Kress: Unser Ziel ist, den direkten Zugang zum Kunden auch unter den Vorzeichen der Digitalisierung zu behalten. Dies wird nicht einfach sein, denn als Ergebnis der Digitalisierung wird es Online-Beschaffungsplattformen geben, auf der die Angebots- und Nachfrageseite zusammengeführt werden. Auf diesen Plattformen offeriert der Anbieter oder besser der Hersteller nicht nur sein Produkt, sondern, und ich denke das wird selbstverständlich werden, auch dessen digitalen Zwilling. Auf der Nachfrageseite werden die Kunden ohne große Kosten einen Anbieter beziehungsweise Produzenten kontaktieren und so auf eine Vielzahl von Angeboten zurückgreifen können. Diese Informationsaustauschbörse muss dafür die Informationen automatisiert verarbeiten können. Zwischen den Herstellern und den Kunden wird sich zudem eine Reihe von Dienstleistern positionieren.
mav: Wie können Sie sich so sicher sein, dass es auf eine solche Plattform hinauslaufen wird?

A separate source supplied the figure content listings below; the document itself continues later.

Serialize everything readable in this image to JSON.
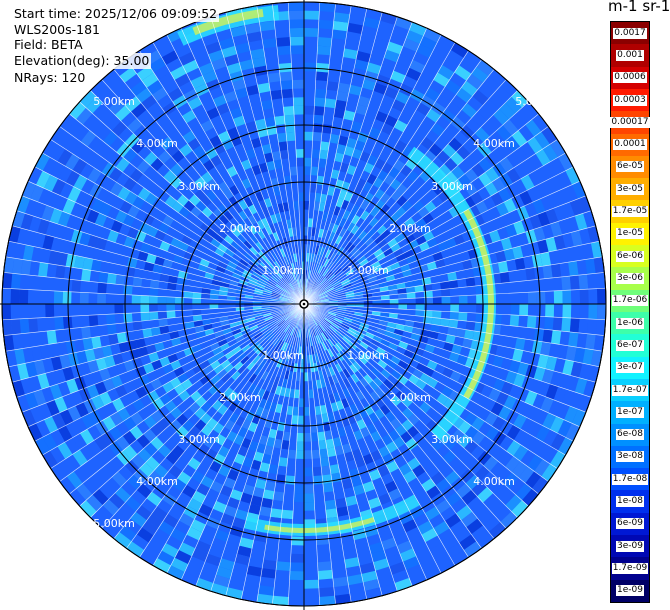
{
  "info": {
    "start_time": "Start time: 2025/12/06 09:09:52",
    "instrument": "WLS200s-181",
    "field": "Field: BETA",
    "elevation": "Elevation(deg): 35.00",
    "nrays": "NRays: 120"
  },
  "range_labels": [
    "1.00km",
    "2.00km",
    "3.00km",
    "4.00km",
    "5.00km"
  ],
  "colorbar": {
    "unit_label": "m-1 sr-1",
    "ticks": [
      "0.0017",
      "0.001",
      "0.0006",
      "0.0003",
      "0.00017",
      "0.0001",
      "6e-05",
      "3e-05",
      "1.7e-05",
      "1e-05",
      "6e-06",
      "3e-06",
      "1.7e-06",
      "1e-06",
      "6e-07",
      "3e-07",
      "1.7e-07",
      "1e-07",
      "6e-08",
      "3e-08",
      "1.7e-08",
      "1e-08",
      "6e-09",
      "3e-09",
      "1.7e-09",
      "1e-09"
    ],
    "colors": [
      "#8b0000",
      "#b00000",
      "#d40000",
      "#ff1a00",
      "#ff4500",
      "#ff6a00",
      "#ff8c00",
      "#ffae00",
      "#ffd000",
      "#fff200",
      "#d8ff20",
      "#a8ff4a",
      "#6fff7a",
      "#3dffaa",
      "#22ffd6",
      "#12f2ff",
      "#0ad0ff",
      "#00b0ff",
      "#0090ff",
      "#0070ff",
      "#0050ff",
      "#0030ee",
      "#0018d4",
      "#0008b4",
      "#00008e",
      "#000066"
    ]
  },
  "map_colors": {
    "background": "#1e63ff",
    "ring_grid": "#000000",
    "sector_lines": "#ffffff",
    "high_return": "#c8f060",
    "mid_return": "#2adfff"
  }
}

Kress: Im Consumer-Bereich hat sich diese Entwicklung im schon lange abgezeichnet, und dieses Prinzip der Plattform, das dort in vielen Bereichen schon umgesetzt wurde – denken Sie an Ebay, LinkedIn, Facebook, Amazon – hat so viele Vorteile, dass es auch in dem viel schwierigeren Industriebereich darauf hinauslaufen wird. Weiterhin bin ich mir sicher, dass es in unserer Branche nur eine Plattform geben wird, da der Nutzen eines Netzwerkes mit dem Quadrat seiner Teilnehmer wächst. Der Netzwerkgedanke begünstigt von daher ein Monopol. Für mich ist das keine Vision mehr, sondern eine Prognose. Man kann sich die Entwicklung analog zu der Entwicklung im Musikgeschäft vorstellen. Bevor es zum Beispiel I-Tunes gab, konnte sich auch niemand vorstellen, dass man keine CDs mehr besitzen wird.
mav: Welche Vorarbeiten müssten hierfür noch geleistet werden?
Kress: Angenommen alle Daten wären bereits digitalisiert, müsste man zunächst Kommunikationsstandards definieren und die Akteure herausarbeiten. Zudem müssten den Akteuren eindeutige Rollen mit ihren jeweiligen Bedürfnissen zugeordnet werden. Weiterhin muss natürlich zwingend geklärt werden, wer welche Arbeit leistet und wer was wofür bezahlt. Hierfür müsste in einem vorgelagerten Schritt geklärt werden, wem welche Daten gehören und wer dafür haftet, wenn die Daten fehlerhaft sein sollten.
mav: Welchen konkreten Nutzen hätte ein Präzisionswerkzeughersteller wie Mapal von einer solchen Plattform?
Kress: Ich denke, dass die Kundenbedürfnisse sich nicht großartig ändern werden. Schlussendlich wird immer noch zerspant werden. Was sich ändern wird, ist der Prozess rund um die eigentliche Zerspanung. Vieles wird aufgrund der durch die Digitalisierung minimierten Grenzkosten plötzlich wirtschaftlich werden, was vorher undenkbar schien.
mav: Welche Rolle wird Mapal dabei einnehmen? Können Sie sich vorstellen, dass Mapal der Anbieter einer solchen Plattform sein könnte?
Kress: Wir sind bei diesem Thema sehr demütig. Denn wir können unsere Fähigkeiten ganz gut einschätzen und die Aufgaben sind wie beschrieben ziemlich komplex. Aber wir wollen dafür sorgen, dass wir uns in einem solchen System gut platzieren können. Und wir wollen die Dinge einfach machen. Wenn alles gut läuft, werden wir hierzu bereits auf der diesjährigen AMB erste Ergebnisse präsentieren können.